Usare la parola pace – alla politica, agli intellettuali e alla stampa – fa paura perché, detta volgarmente, “tengono famiglia”. Voglio dire che se non fai parte del mainstream, se non ti allinei col pensiero dominante, sarà difficile non venire esclusi dai canali principali, quindi dirigere un giornale, una televisione o un programma. Mi chiedo: la nostra è una stampa libera? Bisogna fare quello che dicono gli americani, non ci si può mettere contro. Non abbiamo solo un problema politico, abbiamo un problema antropologico, cioè i politici sono ormai delle figure misere. È un problema di formazione culturale. Vorrei aggiungere che l’Occidente non ha mai dismesso questa selvaggia russofobia. Detto ciò, se fossi in Russia sarei già in galera. La mia proposta è: per la pace facciamo una grande conferenza internazionale, con osservatori indipendenti Cina, India e Europa. Dobbiamo venirne a capo: la morte dei popoli conta davvero? Lo slogan che ha dominato tutta l’epoca imperialista i romani lo avevano espresso così “si vis pacem para bellum”. Noi dobbiamo entrare nell’epoca del “si vis pacem, para pacem”, fai tutto ciò che può portare al disarmo: soluzioni diplomatiche a oltranza e disarmo progressivo fino a togliere tutte le armi di distruzione di massa. La pace devi volerla, se ti interessano più gli affari allora non la vuoi davvero.
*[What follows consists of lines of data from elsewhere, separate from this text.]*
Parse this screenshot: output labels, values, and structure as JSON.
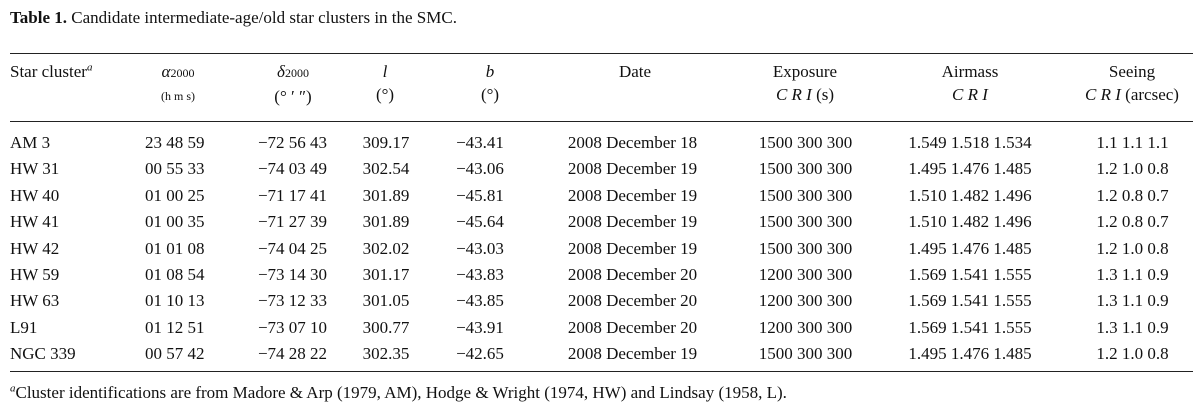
{
  "caption": {
    "label": "Table 1.",
    "text": "Candidate intermediate-age/old star clusters in the SMC."
  },
  "headers": {
    "cluster": "Star cluster",
    "cluster_note": "a",
    "ra": "α",
    "ra_sub": "2000",
    "ra_unit": "(h m s)",
    "dec": "δ",
    "dec_sub": "2000",
    "dec_unit": "(° ′ ″)",
    "l": "l",
    "l_unit": "(°)",
    "b": "b",
    "b_unit": "(°)",
    "date": "Date",
    "exposure": "Exposure",
    "exposure_bands": "C R I",
    "exposure_unit": "(s)",
    "airmass": "Airmass",
    "airmass_bands": "C R I",
    "seeing": "Seeing",
    "seeing_bands": "C R I",
    "seeing_unit": "(arcsec)"
  },
  "rows": [
    {
      "name": "AM 3",
      "ra": "23 48 59",
      "dec": "−72 56 43",
      "l": "309.17",
      "b": "−43.41",
      "date": "2008 December 18",
      "exposure": "1500 300 300",
      "airmass": "1.549 1.518 1.534",
      "seeing": "1.1 1.1 1.1"
    },
    {
      "name": "HW 31",
      "ra": "00 55 33",
      "dec": "−74 03 49",
      "l": "302.54",
      "b": "−43.06",
      "date": "2008 December 19",
      "exposure": "1500 300 300",
      "airmass": "1.495 1.476 1.485",
      "seeing": "1.2 1.0 0.8"
    },
    {
      "name": "HW 40",
      "ra": "01 00 25",
      "dec": "−71 17 41",
      "l": "301.89",
      "b": "−45.81",
      "date": "2008 December 19",
      "exposure": "1500 300 300",
      "airmass": "1.510 1.482 1.496",
      "seeing": "1.2 0.8 0.7"
    },
    {
      "name": "HW 41",
      "ra": "01 00 35",
      "dec": "−71 27 39",
      "l": "301.89",
      "b": "−45.64",
      "date": "2008 December 19",
      "exposure": "1500 300 300",
      "airmass": "1.510 1.482 1.496",
      "seeing": "1.2 0.8 0.7"
    },
    {
      "name": "HW 42",
      "ra": "01 01 08",
      "dec": "−74 04 25",
      "l": "302.02",
      "b": "−43.03",
      "date": "2008 December 19",
      "exposure": "1500 300 300",
      "airmass": "1.495 1.476 1.485",
      "seeing": "1.2 1.0 0.8"
    },
    {
      "name": "HW 59",
      "ra": "01 08 54",
      "dec": "−73 14 30",
      "l": "301.17",
      "b": "−43.83",
      "date": "2008 December 20",
      "exposure": "1200 300 300",
      "airmass": "1.569 1.541 1.555",
      "seeing": "1.3 1.1 0.9"
    },
    {
      "name": "HW 63",
      "ra": "01 10 13",
      "dec": "−73 12 33",
      "l": "301.05",
      "b": "−43.85",
      "date": "2008 December 20",
      "exposure": "1200 300 300",
      "airmass": "1.569 1.541 1.555",
      "seeing": "1.3 1.1 0.9"
    },
    {
      "name": "L91",
      "ra": "01 12 51",
      "dec": "−73 07 10",
      "l": "300.77",
      "b": "−43.91",
      "date": "2008 December 20",
      "exposure": "1200 300 300",
      "airmass": "1.569 1.541 1.555",
      "seeing": "1.3 1.1 0.9"
    },
    {
      "name": "NGC 339",
      "ra": "00 57 42",
      "dec": "−74 28 22",
      "l": "302.35",
      "b": "−42.65",
      "date": "2008 December 19",
      "exposure": "1500 300 300",
      "airmass": "1.495 1.476 1.485",
      "seeing": "1.2 1.0 0.8"
    }
  ],
  "footnote": {
    "mark": "a",
    "text": "Cluster identifications are from Madore & Arp (1979, AM), Hodge & Wright (1974, HW) and Lindsay (1958, L)."
  }
}
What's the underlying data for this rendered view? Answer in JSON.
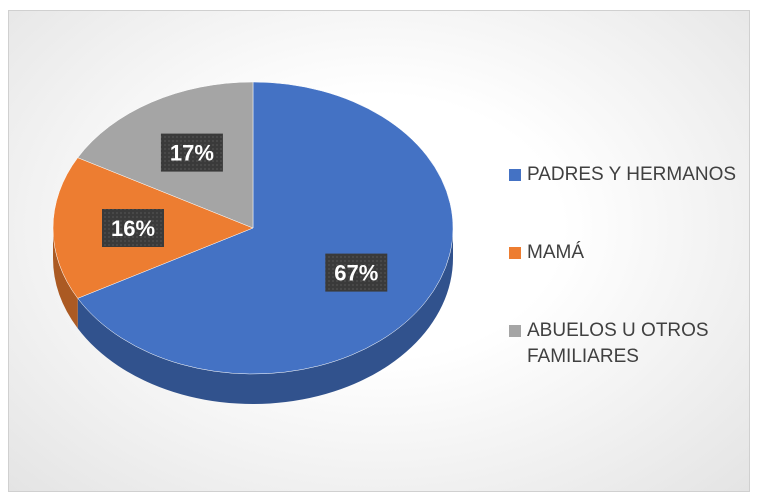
{
  "chart_data": {
    "type": "pie",
    "categories": [
      "PADRES Y HERMANOS",
      "MAMÁ",
      "ABUELOS U OTROS FAMILIARES"
    ],
    "values": [
      67,
      16,
      17
    ],
    "value_labels": [
      "67%",
      "16%",
      "17%"
    ],
    "colors": [
      "#4472c4",
      "#ed7d31",
      "#a5a5a5"
    ],
    "legend": "right"
  }
}
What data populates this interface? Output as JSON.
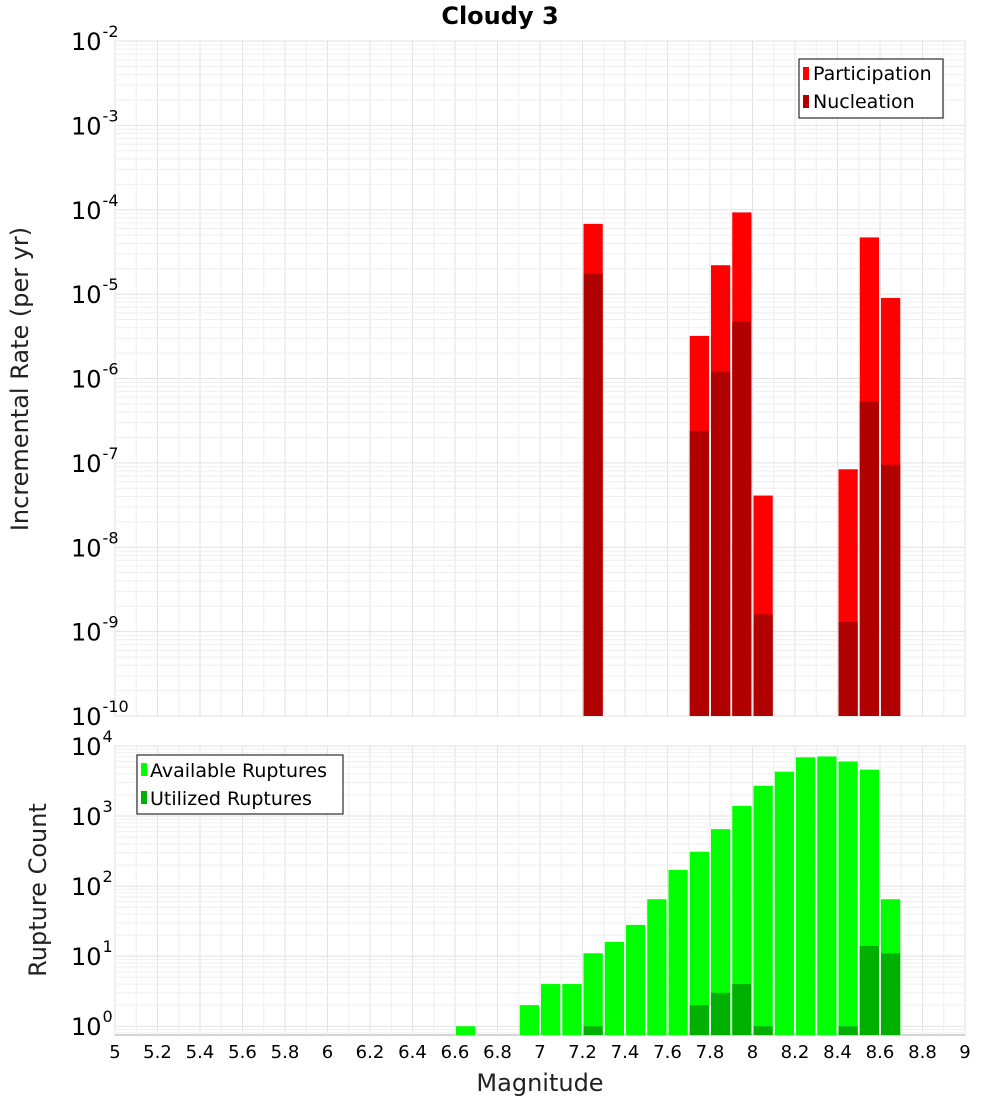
{
  "figure_title": "Cloudy 3",
  "colors": {
    "participation": "#ff0000",
    "nucleation": "#b00000",
    "available": "#00ff00",
    "utilized": "#00b000"
  },
  "chart_data": [
    {
      "type": "bar",
      "title": "Cloudy 3",
      "xlabel": "",
      "ylabel": "Incremental Rate (per yr)",
      "xlim": [
        5,
        9
      ],
      "ylim": [
        1e-10,
        0.01
      ],
      "yscale": "log",
      "ytick_exponents": [
        -10,
        -9,
        -8,
        -7,
        -6,
        -5,
        -4,
        -3,
        -2
      ],
      "ytick_base": "10",
      "bin_width": 0.1,
      "legend_position": "top-right",
      "series": [
        {
          "name": "Participation",
          "color": "#ff0000",
          "x": [
            7.25,
            7.75,
            7.85,
            7.95,
            8.05,
            8.45,
            8.55,
            8.65
          ],
          "values": [
            6.8e-05,
            3.2e-06,
            2.2e-05,
            9.3e-05,
            4.1e-08,
            8.4e-08,
            4.7e-05,
            9e-06
          ]
        },
        {
          "name": "Nucleation",
          "color": "#b00000",
          "x": [
            7.25,
            7.75,
            7.85,
            7.95,
            8.05,
            8.45,
            8.55,
            8.65
          ],
          "values": [
            1.75e-05,
            2.4e-07,
            1.2e-06,
            4.7e-06,
            1.6e-09,
            1.3e-09,
            5.3e-07,
            9.5e-08
          ]
        }
      ]
    },
    {
      "type": "bar",
      "title": "",
      "xlabel": "Magnitude",
      "ylabel": "Rupture Count",
      "xlim": [
        5,
        9
      ],
      "ylim": [
        0.75,
        10000
      ],
      "yscale": "log",
      "ytick_exponents": [
        0,
        1,
        2,
        3,
        4
      ],
      "ytick_base": "10",
      "xticks": [
        "5",
        "5.2",
        "5.4",
        "5.6",
        "5.8",
        "6",
        "6.2",
        "6.4",
        "6.6",
        "6.8",
        "7",
        "7.2",
        "7.4",
        "7.6",
        "7.8",
        "8",
        "8.2",
        "8.4",
        "8.6",
        "8.8",
        "9"
      ],
      "bin_width": 0.1,
      "legend_position": "top-left",
      "series": [
        {
          "name": "Available Ruptures",
          "color": "#00ff00",
          "x": [
            6.65,
            6.95,
            7.05,
            7.15,
            7.25,
            7.35,
            7.45,
            7.55,
            7.65,
            7.75,
            7.85,
            7.95,
            8.05,
            8.15,
            8.25,
            8.35,
            8.45,
            8.55,
            8.65
          ],
          "values": [
            1,
            2,
            4,
            4,
            11,
            16,
            28,
            65,
            170,
            310,
            650,
            1400,
            2700,
            4300,
            6900,
            7100,
            6000,
            4600,
            65
          ]
        },
        {
          "name": "Utilized Ruptures",
          "color": "#00b000",
          "x": [
            7.25,
            7.75,
            7.85,
            7.95,
            8.05,
            8.45,
            8.55,
            8.65
          ],
          "values": [
            1,
            2,
            3,
            4,
            1,
            1,
            14,
            11
          ]
        }
      ]
    }
  ]
}
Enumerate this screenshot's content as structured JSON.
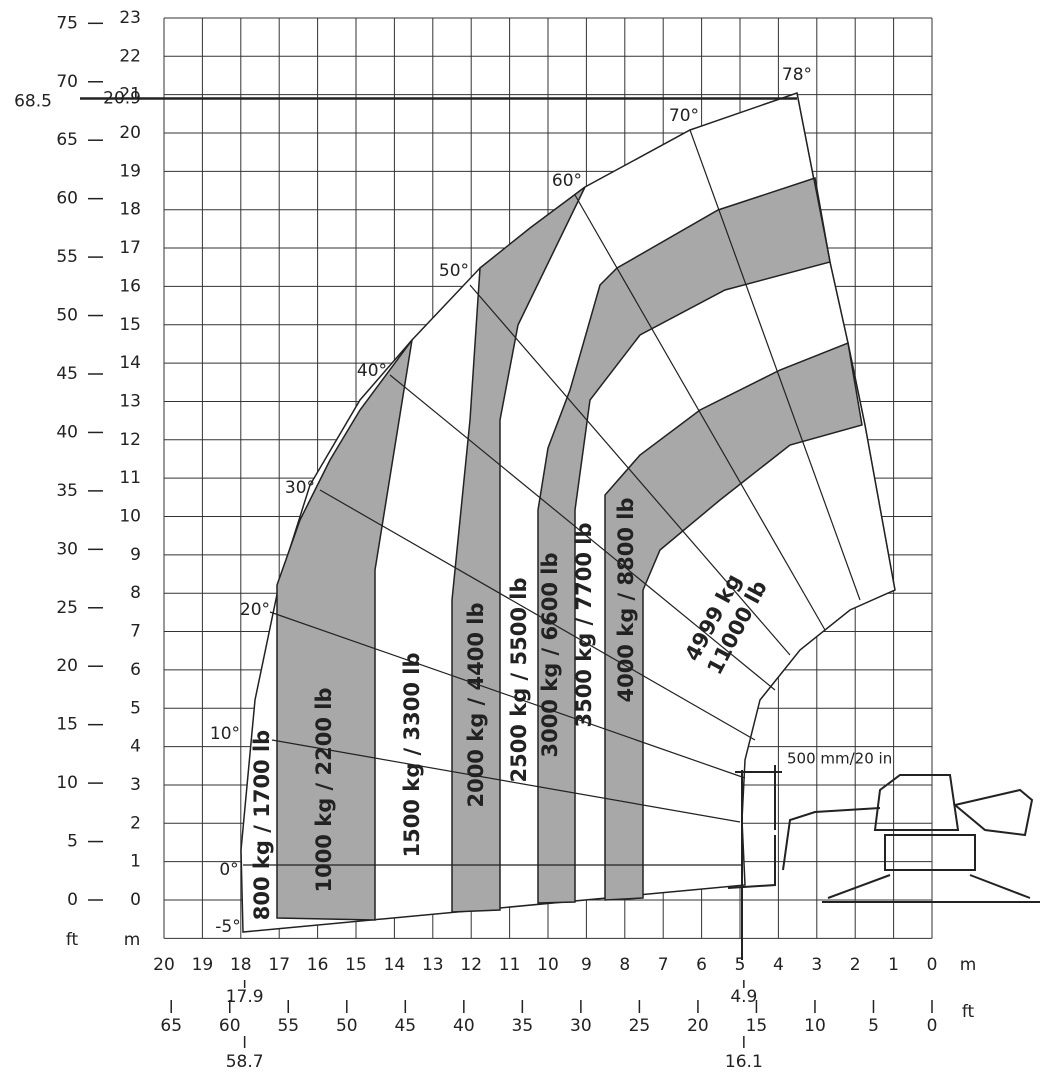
{
  "axes": {
    "m_unit": "m",
    "ft_unit": "ft",
    "y_m_ticks": [
      0,
      1,
      2,
      3,
      4,
      5,
      6,
      7,
      8,
      9,
      10,
      11,
      12,
      13,
      14,
      15,
      16,
      17,
      18,
      19,
      20,
      21,
      22,
      23
    ],
    "y_ft_ticks": [
      0,
      5,
      10,
      15,
      20,
      25,
      30,
      35,
      40,
      45,
      50,
      55,
      60,
      65,
      70,
      75
    ],
    "x_m_ticks": [
      20,
      19,
      18,
      17,
      16,
      15,
      14,
      13,
      12,
      11,
      10,
      9,
      8,
      7,
      6,
      5,
      4,
      3,
      2,
      1,
      0
    ],
    "x_ft_ticks": [
      65,
      60,
      55,
      50,
      45,
      40,
      35,
      30,
      25,
      20,
      15,
      10,
      5,
      0
    ],
    "max_height": {
      "m": 20.9,
      "ft": 68.5
    },
    "reach_marks": [
      {
        "m": 17.9,
        "ft": 58.7
      },
      {
        "m": 4.9,
        "ft": 16.1
      }
    ]
  },
  "angles": [
    "78°",
    "70°",
    "60°",
    "50°",
    "40°",
    "30°",
    "20°",
    "10°",
    "0°",
    "-5°"
  ],
  "zones": [
    "800 kg / 1700 lb",
    "1000 kg / 2200 lb",
    "1500 kg / 3300 lb",
    "2000 kg / 4400 lb",
    "2500 kg / 5500 lb",
    "3000 kg / 6600 lb",
    "3500 kg / 7700 lb",
    "4000 kg / 8800 lb"
  ],
  "max_zone": [
    "4999 kg",
    "11000 lb"
  ],
  "clearance": "500 mm/20 in"
}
Domenico De Masi – Sociologo

Per me esistono tre sinistre diverse in Italia, come del resto esistono tre destre. C’è la sinistra di governo – il Partito democratico – che alle ultime elezioni ha avuto gli esiti negativi che abbiamo visto. Ciò è dovuto secondo me anche al fatto che il Pd è stato il primo ad adeguarsi alle idee di Draghi, appiattendosi totalmente sulle posizioni atlantiche, e ad acconsentire all’invio di armi in Ucraina. Poi c’è una sinistra che è tale senza dirlo, ovvero il Movimento Cinque Stelle. Loro sono stati molto più cauti sulle armi e ora stanno lanciando una grande manifestazione per la pace. Infine, c’è la sinistra dei vari cespugli – come Rifondazione, Unione Popolare eccetera – che invece è dichiaratamente pacifista. Io mi riconosco con questa terza posizione. Credo che di fronte alla guerra occorra essere pacifisti senza “se” e senza “ma”. A chi dice che gli ucraini avrebbero perso la libertà se non avessero fatto resistenza, rispondo che per me è meglio essere vivi e schiavi, piuttosto che morti, e che per loro sarebbe comunque stato possibile fare un’attività di resistenza non violenta all’invasore.